The one-engine inoperative (OEI) service ceiling of a twin-engine, fixed-wing aircraft is the density altitude at which flying in a clean configuration, at the best rate of climb airspeed for that altitude with one engine producing maximum continuous power and the other engine shut down (and if it has a propeller, the propeller is feathered), will produce a given rate of climb, usually 50 ft/min.

However, some performance charts will define the service ceiling as the pressure altitude at which the aircraft will have the capability of climbing at 50 ft/min with one propeller feathered.

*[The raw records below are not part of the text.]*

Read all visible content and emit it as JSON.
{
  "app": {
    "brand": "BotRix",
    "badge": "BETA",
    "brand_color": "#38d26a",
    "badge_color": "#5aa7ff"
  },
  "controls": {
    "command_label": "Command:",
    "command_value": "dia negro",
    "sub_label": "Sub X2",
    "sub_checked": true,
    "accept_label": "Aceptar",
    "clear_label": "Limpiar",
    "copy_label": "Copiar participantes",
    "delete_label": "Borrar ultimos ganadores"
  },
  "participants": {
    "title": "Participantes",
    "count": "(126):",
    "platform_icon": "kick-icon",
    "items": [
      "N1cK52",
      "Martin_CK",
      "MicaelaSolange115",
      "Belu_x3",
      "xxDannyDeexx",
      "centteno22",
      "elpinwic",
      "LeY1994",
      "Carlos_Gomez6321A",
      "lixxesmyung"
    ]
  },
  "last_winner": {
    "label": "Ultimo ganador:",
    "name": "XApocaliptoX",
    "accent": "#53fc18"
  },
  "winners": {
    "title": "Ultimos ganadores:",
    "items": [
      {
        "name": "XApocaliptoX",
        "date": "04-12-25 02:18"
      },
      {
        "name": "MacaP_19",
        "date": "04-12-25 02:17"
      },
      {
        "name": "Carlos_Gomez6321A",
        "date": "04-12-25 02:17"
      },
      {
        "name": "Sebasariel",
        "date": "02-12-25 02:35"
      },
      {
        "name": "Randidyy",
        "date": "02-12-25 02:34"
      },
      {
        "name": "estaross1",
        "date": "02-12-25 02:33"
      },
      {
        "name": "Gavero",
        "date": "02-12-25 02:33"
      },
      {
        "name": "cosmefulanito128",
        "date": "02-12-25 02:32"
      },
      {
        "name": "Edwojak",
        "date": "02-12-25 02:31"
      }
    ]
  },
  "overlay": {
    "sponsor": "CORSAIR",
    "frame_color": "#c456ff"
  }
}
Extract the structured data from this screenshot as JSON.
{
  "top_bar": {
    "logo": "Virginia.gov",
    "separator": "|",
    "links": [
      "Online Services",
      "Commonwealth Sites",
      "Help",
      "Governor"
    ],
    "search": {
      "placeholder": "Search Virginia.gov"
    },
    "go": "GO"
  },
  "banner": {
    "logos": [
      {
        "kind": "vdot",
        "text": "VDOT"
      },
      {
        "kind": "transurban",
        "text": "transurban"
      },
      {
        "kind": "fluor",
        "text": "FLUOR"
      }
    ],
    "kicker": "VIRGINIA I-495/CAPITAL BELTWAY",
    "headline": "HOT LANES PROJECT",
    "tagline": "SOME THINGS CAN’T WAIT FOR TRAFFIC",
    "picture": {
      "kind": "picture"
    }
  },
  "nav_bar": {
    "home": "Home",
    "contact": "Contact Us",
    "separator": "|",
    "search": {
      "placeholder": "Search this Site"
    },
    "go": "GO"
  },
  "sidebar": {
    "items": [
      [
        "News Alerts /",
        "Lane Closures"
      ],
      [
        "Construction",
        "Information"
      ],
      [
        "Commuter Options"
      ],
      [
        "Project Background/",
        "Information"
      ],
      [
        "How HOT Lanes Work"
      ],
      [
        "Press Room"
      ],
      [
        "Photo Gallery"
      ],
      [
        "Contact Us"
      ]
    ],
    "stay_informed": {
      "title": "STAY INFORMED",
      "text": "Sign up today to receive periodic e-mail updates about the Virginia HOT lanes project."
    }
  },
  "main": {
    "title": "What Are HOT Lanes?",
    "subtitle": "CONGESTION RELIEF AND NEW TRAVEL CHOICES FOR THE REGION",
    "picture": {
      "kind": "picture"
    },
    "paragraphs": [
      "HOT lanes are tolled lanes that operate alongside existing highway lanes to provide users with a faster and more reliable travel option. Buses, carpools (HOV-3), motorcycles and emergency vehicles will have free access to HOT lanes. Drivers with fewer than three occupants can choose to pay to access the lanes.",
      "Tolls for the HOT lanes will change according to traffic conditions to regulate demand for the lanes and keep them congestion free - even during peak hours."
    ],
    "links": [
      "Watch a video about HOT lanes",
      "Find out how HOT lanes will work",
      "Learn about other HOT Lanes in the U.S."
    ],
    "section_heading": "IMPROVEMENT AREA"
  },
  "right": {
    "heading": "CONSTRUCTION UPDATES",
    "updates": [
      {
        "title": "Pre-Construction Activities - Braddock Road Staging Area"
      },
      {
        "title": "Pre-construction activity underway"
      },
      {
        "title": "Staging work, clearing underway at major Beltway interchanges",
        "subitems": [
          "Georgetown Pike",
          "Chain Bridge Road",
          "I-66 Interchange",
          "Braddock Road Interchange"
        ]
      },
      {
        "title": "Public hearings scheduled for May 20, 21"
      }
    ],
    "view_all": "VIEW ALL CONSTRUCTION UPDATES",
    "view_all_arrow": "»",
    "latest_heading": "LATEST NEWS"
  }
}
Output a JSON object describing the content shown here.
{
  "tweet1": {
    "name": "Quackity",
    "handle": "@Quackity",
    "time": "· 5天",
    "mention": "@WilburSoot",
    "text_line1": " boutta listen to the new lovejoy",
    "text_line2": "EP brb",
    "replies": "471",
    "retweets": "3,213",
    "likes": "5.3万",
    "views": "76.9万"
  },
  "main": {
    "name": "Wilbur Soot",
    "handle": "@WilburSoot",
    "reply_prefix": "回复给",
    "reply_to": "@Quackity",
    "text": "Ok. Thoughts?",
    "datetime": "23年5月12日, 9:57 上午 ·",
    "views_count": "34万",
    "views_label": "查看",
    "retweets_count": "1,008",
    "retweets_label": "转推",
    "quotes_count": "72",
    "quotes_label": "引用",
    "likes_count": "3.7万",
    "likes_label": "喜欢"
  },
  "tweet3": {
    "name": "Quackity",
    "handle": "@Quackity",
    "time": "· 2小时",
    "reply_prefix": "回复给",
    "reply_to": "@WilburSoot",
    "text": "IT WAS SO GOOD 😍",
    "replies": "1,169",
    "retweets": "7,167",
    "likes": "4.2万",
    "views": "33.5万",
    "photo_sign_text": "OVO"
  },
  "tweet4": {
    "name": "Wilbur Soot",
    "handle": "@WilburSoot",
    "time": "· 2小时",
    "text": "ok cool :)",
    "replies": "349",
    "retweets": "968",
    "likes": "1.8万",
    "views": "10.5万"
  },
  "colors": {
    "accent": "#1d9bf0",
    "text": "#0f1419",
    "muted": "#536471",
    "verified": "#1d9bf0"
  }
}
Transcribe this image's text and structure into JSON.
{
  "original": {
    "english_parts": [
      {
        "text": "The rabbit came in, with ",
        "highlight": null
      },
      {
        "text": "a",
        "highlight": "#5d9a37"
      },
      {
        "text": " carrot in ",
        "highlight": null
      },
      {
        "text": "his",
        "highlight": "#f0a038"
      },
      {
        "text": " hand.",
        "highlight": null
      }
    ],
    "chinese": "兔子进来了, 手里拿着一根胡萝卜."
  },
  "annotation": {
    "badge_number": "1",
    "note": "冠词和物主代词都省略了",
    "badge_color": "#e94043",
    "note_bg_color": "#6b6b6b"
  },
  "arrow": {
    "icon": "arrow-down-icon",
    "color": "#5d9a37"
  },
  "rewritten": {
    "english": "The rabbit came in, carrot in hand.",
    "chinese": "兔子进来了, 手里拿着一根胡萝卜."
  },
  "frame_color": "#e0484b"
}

Most commercial jetliners have a service (or certified) ceiling of under 45,000 ft (13,700 m) and some business jets about 51,000 ft. Before its retirement, the Concorde supersonic transport (SST) (as well as the Tupolev Tu-144 before it was retired) routinely flew at 60,000 ft.

==Absolute ceiling==
The absolute ceiling is the highest altitude at which an aircraft can sustain level flight. Due to the thin air at higher altitudes, a much higher true airspeed (TAS) is required to generate sufficient lift on the wings. The absolute ceiling is therefore the altitude at which the engines are operating at maximum thrust, yet can only generate enough lift to match the weight of the aircraft. Hence, the aircraft will not have any excess capacity to climb further. Stated technically, it is the altitude where the maximum sustained (with no decreasing airspeed) rate of climb is zero.

Compared to service ceiling, the absolute ceiling of commercial aircraft is much higher than for standard operational purposes. In the Concorde's case, it was tested to be 68,000 ft. It is impossible to reach for most (because of the vertical speed asymptotically approaching zero) without afterburners or other devices temporarily increasing thrust. Another factor that makes it impossible for some aircraft to reach their absolute ceiling, even with temporary increases in thrust, is the aircraft reaching the "coffin corner". Flight at the absolute ceiling is also not economically advantageous due to the low indicated airspeed which can be sustained: although the true airspeed at an altitude is typically greater than indicated airspeed (IAS), the difference is not enough to compensate for the fact that IAS at which minimum drag is achieved is usually low, so a flight at an absolute ceiling altitude results in a low TAS as well, and therefore in a high fuel burn rate per distance traveled. The absolute ceiling varies with the air temperature and, overall, the aircraft weight (usually calculated at MTOW).